Monday, October 25, 2010

Brown County Town

I had to upload this memory to the Net since the Packers won last night.  I only saw the replays but didn't have to see much footage to know what a helluva party Green Bay and most of  Brown County, WI had last night.

I used to live in Green Bay.  My ex and I were stationed there for an "evolutionary" piece of my emotional career that lasted about 3 years or so.  I spent most of my life in the DC Metro area, Northern Virginia to be more precise, so I have typically been a Redskins fan.  Since I am not religious about football I have the privilege of casually supporting 2 teams: The Redskins* and the Packers.  And no, it's not like cheating on a spouse.

SO.  We moved to Green Bay.  That was around.....mmm...2002? 2003?  I can't remember.  It's not too important.  What I DO remember is how masculine the town felt.  Yes towns and states and regions all have a "feel" to them.  I have lived in many many places, being a military brat and eventually a military service member.   All military brats learn to assimilate - quickly.  My adjustment period in Green Bay was no different.  Get apartment, learn the lingo and slang, decipher the accent, and carry on.  I did this dutifully, and when I felt confidant enough, I got in my car and went to the grocery store.

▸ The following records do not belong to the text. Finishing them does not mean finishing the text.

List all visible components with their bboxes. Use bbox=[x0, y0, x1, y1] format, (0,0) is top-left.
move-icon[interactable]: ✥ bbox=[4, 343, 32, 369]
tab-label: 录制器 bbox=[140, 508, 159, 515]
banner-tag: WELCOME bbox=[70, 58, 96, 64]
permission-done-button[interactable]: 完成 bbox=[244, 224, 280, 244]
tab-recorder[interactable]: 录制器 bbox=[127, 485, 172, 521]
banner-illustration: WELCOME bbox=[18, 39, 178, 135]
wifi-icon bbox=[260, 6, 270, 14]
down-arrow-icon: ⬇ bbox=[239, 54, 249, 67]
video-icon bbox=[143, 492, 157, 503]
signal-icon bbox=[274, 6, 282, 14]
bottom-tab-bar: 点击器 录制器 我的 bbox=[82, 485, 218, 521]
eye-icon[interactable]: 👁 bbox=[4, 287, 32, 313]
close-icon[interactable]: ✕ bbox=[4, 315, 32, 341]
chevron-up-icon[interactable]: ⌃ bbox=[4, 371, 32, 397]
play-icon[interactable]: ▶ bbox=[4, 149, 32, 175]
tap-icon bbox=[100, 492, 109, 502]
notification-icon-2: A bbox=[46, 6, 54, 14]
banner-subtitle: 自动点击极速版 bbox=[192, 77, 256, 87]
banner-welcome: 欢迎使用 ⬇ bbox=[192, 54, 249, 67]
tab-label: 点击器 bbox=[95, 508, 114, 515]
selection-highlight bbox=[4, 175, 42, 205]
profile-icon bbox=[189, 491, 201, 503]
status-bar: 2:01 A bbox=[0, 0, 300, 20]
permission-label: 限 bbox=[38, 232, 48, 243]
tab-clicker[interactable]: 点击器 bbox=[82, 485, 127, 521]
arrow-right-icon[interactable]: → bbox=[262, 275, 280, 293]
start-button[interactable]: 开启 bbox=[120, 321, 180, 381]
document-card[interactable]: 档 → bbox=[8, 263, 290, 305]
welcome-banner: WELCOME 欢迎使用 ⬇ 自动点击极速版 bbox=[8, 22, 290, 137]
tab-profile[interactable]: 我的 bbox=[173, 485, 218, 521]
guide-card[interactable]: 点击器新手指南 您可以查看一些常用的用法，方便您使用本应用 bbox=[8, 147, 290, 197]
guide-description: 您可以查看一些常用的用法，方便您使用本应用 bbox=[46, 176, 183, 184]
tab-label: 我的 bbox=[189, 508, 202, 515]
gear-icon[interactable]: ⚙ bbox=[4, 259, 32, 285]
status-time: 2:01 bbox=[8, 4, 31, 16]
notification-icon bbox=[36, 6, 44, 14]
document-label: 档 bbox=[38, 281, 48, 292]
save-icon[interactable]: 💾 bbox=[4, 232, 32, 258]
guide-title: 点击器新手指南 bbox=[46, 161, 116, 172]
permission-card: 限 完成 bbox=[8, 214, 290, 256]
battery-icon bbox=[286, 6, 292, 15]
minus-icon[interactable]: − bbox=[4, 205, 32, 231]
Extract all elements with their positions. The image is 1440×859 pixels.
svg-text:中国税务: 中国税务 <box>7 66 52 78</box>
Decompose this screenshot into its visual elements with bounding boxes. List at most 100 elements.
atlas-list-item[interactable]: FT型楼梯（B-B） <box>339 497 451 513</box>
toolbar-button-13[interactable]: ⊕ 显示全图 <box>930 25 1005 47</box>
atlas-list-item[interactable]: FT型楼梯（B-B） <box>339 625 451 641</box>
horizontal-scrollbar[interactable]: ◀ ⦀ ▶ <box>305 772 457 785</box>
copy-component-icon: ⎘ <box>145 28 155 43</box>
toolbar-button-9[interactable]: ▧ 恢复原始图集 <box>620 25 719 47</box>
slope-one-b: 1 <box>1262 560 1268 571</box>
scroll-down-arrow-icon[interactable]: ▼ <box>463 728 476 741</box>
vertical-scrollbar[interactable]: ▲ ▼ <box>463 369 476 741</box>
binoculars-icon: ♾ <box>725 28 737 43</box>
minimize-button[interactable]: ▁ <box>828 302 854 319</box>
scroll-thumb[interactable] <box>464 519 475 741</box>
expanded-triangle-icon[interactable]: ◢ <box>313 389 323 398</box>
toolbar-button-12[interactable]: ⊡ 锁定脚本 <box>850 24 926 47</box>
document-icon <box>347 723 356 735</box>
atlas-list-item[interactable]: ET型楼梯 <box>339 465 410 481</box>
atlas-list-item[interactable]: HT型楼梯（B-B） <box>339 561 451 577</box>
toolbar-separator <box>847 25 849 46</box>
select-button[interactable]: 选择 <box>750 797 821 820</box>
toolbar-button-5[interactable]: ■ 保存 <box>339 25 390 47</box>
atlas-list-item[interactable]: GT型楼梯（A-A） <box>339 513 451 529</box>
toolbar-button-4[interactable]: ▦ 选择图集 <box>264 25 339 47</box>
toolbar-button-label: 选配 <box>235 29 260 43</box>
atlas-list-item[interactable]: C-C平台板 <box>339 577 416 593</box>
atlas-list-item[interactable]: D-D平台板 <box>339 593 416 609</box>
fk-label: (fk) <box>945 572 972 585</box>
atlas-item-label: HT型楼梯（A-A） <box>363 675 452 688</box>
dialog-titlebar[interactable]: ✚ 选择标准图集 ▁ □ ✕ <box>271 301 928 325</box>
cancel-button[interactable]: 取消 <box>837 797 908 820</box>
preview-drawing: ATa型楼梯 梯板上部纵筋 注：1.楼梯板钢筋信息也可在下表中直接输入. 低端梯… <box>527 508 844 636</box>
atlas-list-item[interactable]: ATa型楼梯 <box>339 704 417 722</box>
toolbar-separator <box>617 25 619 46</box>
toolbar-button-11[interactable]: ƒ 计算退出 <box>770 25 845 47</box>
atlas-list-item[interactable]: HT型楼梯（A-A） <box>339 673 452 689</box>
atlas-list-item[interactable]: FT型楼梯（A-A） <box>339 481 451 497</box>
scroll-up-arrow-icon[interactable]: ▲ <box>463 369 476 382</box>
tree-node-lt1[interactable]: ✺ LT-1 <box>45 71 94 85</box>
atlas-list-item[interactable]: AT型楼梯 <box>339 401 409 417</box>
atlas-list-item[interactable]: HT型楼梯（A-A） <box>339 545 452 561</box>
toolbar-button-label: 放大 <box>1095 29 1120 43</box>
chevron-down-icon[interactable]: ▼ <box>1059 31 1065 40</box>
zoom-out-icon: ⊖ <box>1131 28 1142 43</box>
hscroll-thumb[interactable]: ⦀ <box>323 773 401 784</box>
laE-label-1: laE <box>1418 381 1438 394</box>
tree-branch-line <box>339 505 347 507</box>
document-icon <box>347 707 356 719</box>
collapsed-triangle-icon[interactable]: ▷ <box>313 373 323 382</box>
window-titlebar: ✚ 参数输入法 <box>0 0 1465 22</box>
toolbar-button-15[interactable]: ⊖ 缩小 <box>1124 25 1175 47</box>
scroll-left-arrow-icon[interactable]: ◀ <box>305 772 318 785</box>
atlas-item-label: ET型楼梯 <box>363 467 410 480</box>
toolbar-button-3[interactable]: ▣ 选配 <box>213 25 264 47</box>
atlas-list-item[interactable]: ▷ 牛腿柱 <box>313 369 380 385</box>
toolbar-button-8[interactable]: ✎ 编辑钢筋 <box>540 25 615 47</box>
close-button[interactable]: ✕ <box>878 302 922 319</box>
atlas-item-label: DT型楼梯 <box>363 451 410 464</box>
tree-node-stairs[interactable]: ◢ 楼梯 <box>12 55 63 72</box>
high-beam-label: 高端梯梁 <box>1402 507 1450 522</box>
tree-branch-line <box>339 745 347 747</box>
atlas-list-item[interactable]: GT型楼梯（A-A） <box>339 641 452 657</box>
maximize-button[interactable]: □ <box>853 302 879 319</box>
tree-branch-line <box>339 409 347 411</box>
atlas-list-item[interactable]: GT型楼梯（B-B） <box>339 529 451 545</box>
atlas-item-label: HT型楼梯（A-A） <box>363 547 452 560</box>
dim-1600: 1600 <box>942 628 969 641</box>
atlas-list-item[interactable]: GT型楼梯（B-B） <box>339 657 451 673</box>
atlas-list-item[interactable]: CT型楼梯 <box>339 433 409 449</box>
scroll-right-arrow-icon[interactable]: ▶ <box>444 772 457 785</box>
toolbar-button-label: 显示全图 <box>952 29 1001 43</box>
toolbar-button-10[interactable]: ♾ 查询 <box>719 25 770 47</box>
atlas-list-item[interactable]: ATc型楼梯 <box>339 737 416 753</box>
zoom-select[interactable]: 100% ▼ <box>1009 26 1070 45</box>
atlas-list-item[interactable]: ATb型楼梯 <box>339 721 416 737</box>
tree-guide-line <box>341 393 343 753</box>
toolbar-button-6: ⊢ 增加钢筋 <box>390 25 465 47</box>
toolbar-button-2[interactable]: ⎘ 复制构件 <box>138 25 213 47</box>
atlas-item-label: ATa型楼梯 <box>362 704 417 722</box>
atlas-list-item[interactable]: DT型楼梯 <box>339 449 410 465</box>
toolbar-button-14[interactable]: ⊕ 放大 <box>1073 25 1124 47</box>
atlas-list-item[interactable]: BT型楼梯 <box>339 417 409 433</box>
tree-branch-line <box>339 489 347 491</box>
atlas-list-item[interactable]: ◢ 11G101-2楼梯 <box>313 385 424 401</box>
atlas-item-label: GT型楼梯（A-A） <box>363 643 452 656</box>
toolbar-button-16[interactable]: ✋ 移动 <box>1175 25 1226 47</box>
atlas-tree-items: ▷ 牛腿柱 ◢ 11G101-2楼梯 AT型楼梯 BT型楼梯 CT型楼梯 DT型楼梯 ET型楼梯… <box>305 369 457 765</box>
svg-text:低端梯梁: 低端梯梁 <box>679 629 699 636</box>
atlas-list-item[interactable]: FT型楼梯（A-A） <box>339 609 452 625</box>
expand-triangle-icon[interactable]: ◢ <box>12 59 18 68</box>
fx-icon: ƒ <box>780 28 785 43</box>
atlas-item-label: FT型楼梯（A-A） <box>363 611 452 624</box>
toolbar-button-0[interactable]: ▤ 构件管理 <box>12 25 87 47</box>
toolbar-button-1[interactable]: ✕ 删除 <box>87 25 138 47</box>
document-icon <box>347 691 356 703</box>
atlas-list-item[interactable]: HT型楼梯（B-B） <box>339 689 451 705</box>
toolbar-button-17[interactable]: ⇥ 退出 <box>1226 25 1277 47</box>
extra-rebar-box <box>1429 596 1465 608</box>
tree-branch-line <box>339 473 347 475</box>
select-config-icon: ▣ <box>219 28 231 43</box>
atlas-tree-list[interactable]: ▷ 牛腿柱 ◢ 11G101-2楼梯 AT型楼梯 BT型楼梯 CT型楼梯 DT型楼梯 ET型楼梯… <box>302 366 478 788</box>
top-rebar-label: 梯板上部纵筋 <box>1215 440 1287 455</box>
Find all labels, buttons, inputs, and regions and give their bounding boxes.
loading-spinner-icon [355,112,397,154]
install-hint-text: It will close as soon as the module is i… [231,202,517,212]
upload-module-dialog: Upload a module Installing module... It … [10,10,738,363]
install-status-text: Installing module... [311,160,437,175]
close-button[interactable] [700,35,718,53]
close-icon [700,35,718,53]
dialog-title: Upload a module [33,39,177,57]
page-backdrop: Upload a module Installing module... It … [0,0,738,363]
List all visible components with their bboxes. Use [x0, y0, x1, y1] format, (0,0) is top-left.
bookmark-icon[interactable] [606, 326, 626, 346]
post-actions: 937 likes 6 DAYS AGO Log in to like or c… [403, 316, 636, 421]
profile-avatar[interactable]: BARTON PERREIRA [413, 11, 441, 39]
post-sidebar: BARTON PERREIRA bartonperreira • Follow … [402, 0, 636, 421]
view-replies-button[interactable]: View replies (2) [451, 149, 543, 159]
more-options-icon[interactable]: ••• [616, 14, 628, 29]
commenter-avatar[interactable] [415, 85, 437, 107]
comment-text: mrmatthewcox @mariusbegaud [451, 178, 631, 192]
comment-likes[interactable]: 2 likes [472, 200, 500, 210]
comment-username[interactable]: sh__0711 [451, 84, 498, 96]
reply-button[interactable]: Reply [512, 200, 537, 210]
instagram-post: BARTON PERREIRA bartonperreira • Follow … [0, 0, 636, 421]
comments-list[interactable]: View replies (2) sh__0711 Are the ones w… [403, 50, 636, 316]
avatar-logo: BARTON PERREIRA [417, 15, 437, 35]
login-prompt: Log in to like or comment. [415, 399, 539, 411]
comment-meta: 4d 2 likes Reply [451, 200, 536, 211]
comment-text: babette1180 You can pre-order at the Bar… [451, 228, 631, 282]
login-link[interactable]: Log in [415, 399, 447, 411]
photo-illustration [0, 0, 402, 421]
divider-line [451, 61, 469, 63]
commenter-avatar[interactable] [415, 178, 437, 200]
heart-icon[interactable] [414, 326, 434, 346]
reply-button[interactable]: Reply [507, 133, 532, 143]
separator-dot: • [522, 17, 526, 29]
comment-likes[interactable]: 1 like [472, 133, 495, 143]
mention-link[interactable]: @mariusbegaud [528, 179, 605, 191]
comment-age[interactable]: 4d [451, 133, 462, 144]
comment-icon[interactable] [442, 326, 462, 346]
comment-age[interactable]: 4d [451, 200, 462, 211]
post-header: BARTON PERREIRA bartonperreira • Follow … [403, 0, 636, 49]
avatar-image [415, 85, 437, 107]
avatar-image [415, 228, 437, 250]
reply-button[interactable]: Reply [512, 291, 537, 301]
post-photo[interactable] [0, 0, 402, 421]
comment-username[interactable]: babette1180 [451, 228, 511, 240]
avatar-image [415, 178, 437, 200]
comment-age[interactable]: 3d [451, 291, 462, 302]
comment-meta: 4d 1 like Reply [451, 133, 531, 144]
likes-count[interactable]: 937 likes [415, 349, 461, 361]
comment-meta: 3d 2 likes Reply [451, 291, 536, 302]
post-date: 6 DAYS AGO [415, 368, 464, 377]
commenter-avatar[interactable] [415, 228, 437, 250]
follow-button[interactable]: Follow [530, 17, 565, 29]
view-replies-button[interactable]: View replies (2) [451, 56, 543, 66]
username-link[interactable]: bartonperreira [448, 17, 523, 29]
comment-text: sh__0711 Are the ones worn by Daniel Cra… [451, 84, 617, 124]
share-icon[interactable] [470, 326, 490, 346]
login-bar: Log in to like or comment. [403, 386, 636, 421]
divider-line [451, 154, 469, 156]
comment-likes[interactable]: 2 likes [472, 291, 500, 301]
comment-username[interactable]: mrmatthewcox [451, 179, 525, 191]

Pleasant people.  Folks were very friendly.  And driven by something.  That was odd.  I didn't expect that.  There was a sense of urgency in every aisle.  Slow down lady. Where's the fire?  What was up with these folks?  It didn't dawn on me until the cashier handed me my change and said, "Go Packers!"  OOOooooh! I see.  It was Sunday.  Factoid was duly noted and logged into my mental database, cross reference "super fans".

Green Bay has a current to it that is kicked into a fierce gear during - you guessed it- football season.  I won't go into Packer history.  You can find that here.  But when the fans own the team, you will have fierce fans.  The street signs in Green Bay are green and gold.  My ex-husband worked on Holmgren Way.    Football icons are elevated to historical status.  We're talking f. a. n.'s.   Well to an outsider, as I was when I got there, it seemed oddly extreme, albeit refreshing.  

I felt like I was in college again.  The pride I felt for my Alma Mater when I was in college (VaTech) was strong.  So was this feeling in Green Bay, except it was much, MUCH bigger.  In college, the fervor for the team (Hokies btw) was contained to a demographic that was roughly 18-36 year olds.  But Green Bay...  well, it was infants to grannies.   I'd see little old ladies knitting green and gold scarves (or purple things in crocheted nooses.)  I saw oblivious babies in green face paint.  Packer fans crossed genders and generations, but they added a sense of family as well.

To illustrate how Green Bay life changed when the Packers played I will describe a trip to the grocery store, Festival Foods.  I liked going there because they had a  day care at the front of the store.  You could deposit your offspring, get a claim ticket,  not unlike a hat check, and commence your shopping experience.  Loved it.  Well Festival knew how concerned you as a parent could be when you were separated from little Wally.  So they installed monitoring stations all over the store (ie TVs).  In the meat aisle, look up and there's Wally!  Eating a crayon, how cute.   This made my shopping experience great!  My son was, well, a little difficult.  I relied on the monitoring stations.  They kept me paced.  Eating crayons- ok, that means he's still good.  Running around the room - eh, maybe 10 minutes.  Mouth-open scream and a slight delay in the sound getting to me in produce - OK. It's time to go NOW.  

So lets recap.  Monitors = Brilliant.  HOWEVER, Monitors + Football Season + Packer Game = Monitors SHOWING Packer game.  Yes.  This particular day it was a Packer game.  I strolled along the meat section, looked up and... What the hell!  Where's Wally?  I saw Brett (whose name was still spoken aloud back then) running here, there, whatever.  "Where are the KIDS?"  My concerns were drowned out by happy fans who cheered throughout the store when Green Bay took that pigskin and scored.  I gave up.  I submitted to the waves of exhilaration when the ref's hands went up.  The kick was good.  And for a good half hour everyone in the store- rich, poor, hispanic, white, Canadian were all united in a joy that lasted all football season, every Sunday, especially during home games.  Thanks for the great memories, Packers.    

*(By the way, I have just as happy memories of my 'Skins and will write about them this winter when I go back to DC for holiday.)